Today, we announce a commitment among our athletics departments to facilitate registration & acquisition of mail-in ballots for all willing & eligible Pac-12 student-athletes prior to #NationalVoterRegistrationDay on Sept. 22.— Pac-12 Conference (@pac12) September 2, 2020
📎: https://t.co/z2HElQxrWj#Vote | #BackThePac
Pac-12 makes it easy for athletes to vote
The idea was first proposed by football and mens’ basketball head coaches in the conference, per the Pac-12, and was unanimously approved by the council.
“For many student-athletes, this is their first opportunity to participate in an election,” Washington football coach Jimmy Lake said in a statement. “As members of our community, it is crucial that we not only educate our young men and women on the importance of voting and how to register, but to also help them understand the many dynamics of voting on the local and federal levels. Change will only happen if we take action. I encourage our younger generation to use their voice by exercising their right to vote.”

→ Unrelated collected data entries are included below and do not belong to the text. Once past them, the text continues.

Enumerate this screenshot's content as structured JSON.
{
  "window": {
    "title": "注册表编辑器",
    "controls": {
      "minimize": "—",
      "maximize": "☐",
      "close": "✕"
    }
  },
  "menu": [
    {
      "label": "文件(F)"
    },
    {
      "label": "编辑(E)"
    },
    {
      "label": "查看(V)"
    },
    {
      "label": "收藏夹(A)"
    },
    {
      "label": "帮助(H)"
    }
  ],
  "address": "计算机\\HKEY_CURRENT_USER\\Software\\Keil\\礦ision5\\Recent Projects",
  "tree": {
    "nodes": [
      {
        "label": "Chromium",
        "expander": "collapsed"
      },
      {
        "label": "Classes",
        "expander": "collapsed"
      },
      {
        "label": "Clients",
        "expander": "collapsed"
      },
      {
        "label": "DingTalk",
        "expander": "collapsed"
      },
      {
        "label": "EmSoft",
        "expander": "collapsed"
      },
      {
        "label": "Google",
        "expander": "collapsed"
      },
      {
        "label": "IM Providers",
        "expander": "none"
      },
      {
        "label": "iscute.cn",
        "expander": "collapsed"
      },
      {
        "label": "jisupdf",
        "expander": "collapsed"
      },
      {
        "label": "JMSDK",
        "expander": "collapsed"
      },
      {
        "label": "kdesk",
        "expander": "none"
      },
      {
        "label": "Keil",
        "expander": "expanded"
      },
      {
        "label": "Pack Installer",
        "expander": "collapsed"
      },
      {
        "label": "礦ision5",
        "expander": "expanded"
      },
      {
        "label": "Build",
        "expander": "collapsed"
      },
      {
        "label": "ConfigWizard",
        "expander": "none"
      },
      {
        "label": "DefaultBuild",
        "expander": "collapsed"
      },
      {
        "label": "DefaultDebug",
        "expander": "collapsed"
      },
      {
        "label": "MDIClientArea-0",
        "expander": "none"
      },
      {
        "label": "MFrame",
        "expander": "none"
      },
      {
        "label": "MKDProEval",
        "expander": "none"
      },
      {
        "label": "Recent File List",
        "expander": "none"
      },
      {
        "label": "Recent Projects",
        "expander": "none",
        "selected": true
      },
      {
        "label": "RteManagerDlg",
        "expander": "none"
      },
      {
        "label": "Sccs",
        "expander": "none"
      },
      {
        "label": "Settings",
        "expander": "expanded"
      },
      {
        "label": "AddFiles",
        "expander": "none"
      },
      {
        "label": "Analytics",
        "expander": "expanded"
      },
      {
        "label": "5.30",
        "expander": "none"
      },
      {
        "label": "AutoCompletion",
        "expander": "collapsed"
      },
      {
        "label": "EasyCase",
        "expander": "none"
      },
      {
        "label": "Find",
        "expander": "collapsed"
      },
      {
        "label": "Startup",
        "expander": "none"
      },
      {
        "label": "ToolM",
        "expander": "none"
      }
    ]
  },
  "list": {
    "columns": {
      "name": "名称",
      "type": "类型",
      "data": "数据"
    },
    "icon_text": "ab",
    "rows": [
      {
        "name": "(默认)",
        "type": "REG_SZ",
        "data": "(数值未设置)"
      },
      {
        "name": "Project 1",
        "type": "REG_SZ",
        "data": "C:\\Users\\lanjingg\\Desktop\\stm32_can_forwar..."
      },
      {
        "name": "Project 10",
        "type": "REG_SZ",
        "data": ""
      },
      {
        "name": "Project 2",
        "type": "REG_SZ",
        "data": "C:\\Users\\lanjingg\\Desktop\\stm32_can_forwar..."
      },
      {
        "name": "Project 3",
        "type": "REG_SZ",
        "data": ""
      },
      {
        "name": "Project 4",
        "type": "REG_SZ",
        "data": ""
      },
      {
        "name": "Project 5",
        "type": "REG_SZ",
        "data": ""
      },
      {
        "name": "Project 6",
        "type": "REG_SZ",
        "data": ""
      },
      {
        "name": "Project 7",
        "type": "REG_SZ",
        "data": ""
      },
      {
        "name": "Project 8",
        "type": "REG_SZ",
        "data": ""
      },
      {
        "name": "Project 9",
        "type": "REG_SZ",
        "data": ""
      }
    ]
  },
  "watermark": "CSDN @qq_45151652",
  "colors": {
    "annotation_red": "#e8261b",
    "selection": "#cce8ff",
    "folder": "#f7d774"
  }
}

Cal women’s basketball coach Charmin Smith said it is “imperative” that student-athletes understand the importance of voting.
“I believe the youth will be responsible for the majority of the change we seek surrounding social justice and anti-racism,” Smith said. “Their voices must be heard, and actively participating in the electoral process is a solid next step.”
The conference formed a social justice and anti-racism advisory group in July as part of initial steps to promote social justice and fight racism. Schools are also providing student-athletes information on voting and registration ahead of the election.
Student-athletes given day off for Election Day
Colleges and conferences began announcing in June that they would give their student-athletes the day off from sports on Election Day. The NCAA later encouraged all of its member colleges to follow suit. And the Mid-American Conference moved a football game it had scheduled for election night, though the entire season was later canceled.
The decisions came in response to the ongoing protests after George Floyd’s death as well as movements of activism from players and coaches.
“We encourage students to continue to make their voices heard on these important issues, engage in community activism and exercise their Constitutional rights,” the NCAA said in a statement.
The day off is helpful for students who attend college near home. Between classes, practices, team responsibilities and games it would be difficult for student-athletes to get off campus and vote. That’s especially true if they are from an area that cut down on voting precincts or machines, creating longer lines for people to vote.
But it didn’t do anything for the thousands of student-athletes who are nowhere close to their home districts to vote. There are nearly 20 million undergraduate students, and many of them don’t vote because of the hurdles involved in acquiring absentee ballots.
The Pac-12 mail-in movement provides student-athletes an avenue to help them get their ballots. and it will make it easy for anyone interested to have their voices heard in the election.